Они потоптались по грязной, холодной кухне. Заглянули в запечье, прошли в комнаты. Дом Басманова перегорожен на две половины. Из обеих несло нежилой стылостью, чем-то могильным…
– Витька, ты где?
– Здесь я, – мрачно откликнулся хозяин из дальнего угла.
Витек лежал в углу на кровати, поверх покрывала в ботинках и брюках, заложив руки за голову.
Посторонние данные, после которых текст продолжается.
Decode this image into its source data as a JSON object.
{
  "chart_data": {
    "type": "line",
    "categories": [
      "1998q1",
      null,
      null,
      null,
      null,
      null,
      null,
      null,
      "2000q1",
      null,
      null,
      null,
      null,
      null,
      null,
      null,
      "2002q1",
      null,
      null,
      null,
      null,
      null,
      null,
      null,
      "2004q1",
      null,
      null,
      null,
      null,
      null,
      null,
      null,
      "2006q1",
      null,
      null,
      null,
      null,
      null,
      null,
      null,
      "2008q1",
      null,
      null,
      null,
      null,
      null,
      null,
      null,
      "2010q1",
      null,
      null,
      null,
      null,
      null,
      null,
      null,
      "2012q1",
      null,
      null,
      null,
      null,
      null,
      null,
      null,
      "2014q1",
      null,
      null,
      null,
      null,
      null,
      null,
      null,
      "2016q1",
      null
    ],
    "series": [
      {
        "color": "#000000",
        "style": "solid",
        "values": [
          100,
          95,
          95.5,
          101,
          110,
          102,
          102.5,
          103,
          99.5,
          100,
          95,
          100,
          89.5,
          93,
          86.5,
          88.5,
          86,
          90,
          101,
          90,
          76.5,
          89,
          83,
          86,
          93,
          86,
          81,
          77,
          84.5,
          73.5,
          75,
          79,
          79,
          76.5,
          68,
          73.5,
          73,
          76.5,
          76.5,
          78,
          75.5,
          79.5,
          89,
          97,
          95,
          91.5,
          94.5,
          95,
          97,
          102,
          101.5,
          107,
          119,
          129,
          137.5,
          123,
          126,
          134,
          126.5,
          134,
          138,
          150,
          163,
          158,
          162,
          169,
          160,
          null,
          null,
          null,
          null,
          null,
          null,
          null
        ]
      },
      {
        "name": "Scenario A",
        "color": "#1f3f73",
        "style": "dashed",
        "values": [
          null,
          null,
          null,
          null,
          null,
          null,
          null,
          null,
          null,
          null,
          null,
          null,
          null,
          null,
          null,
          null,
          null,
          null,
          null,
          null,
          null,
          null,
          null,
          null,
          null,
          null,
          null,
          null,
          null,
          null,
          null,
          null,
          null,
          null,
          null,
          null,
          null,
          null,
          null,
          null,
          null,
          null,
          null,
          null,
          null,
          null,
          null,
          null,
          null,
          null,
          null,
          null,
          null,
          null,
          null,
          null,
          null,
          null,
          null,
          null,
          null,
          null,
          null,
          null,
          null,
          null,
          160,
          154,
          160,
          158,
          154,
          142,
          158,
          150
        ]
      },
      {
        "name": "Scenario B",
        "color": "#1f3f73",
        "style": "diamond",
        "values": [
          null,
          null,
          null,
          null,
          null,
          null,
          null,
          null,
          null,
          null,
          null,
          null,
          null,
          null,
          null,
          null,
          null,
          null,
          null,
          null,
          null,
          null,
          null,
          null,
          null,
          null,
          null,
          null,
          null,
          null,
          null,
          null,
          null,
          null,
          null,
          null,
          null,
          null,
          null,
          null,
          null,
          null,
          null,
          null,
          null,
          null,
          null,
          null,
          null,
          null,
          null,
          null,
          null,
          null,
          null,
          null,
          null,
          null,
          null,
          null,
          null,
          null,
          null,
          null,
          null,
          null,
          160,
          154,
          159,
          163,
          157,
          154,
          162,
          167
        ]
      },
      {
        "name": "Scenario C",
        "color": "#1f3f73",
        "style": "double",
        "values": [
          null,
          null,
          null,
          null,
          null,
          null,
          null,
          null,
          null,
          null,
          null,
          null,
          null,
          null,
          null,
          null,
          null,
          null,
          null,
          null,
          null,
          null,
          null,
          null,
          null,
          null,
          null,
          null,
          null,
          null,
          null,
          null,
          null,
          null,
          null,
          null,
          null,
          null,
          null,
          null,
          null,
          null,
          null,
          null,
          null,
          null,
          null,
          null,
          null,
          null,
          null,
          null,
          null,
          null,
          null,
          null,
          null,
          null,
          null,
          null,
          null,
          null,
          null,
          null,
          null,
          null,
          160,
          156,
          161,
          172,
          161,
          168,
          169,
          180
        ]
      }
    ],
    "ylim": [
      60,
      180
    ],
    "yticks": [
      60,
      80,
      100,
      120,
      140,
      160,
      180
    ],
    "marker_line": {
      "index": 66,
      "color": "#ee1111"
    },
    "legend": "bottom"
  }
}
Ранний свет, живой и яркий, падал на помятое его, хотя и молодое, лицо, и было на нем какое-то выражение глубокого, стариковского одиночества.
– Чего ты? – Яшка навис над кроватью. – Чего раскрылся-то весь?
– Ничего. Козла жду!
– Я ж тебе говорил, едрит твою в капусту, не выпускай. – Петр Матвеич с досадой закурил.
– Ну, говорил же тебе?!
– Я че сделаю-то, если он просится!
– Кто?!
– Козел.
– Во дурак! Теперь он не вернется. Зря мы вчера старались.
– Как это? – Басманов приподнялся. – Как это он не вернется?!
– Вот так и не вернется!
– Че, совсем?
– Может, и совсем… Как далеко уйдет. Зачем пускал-то! Я же говорил тебе.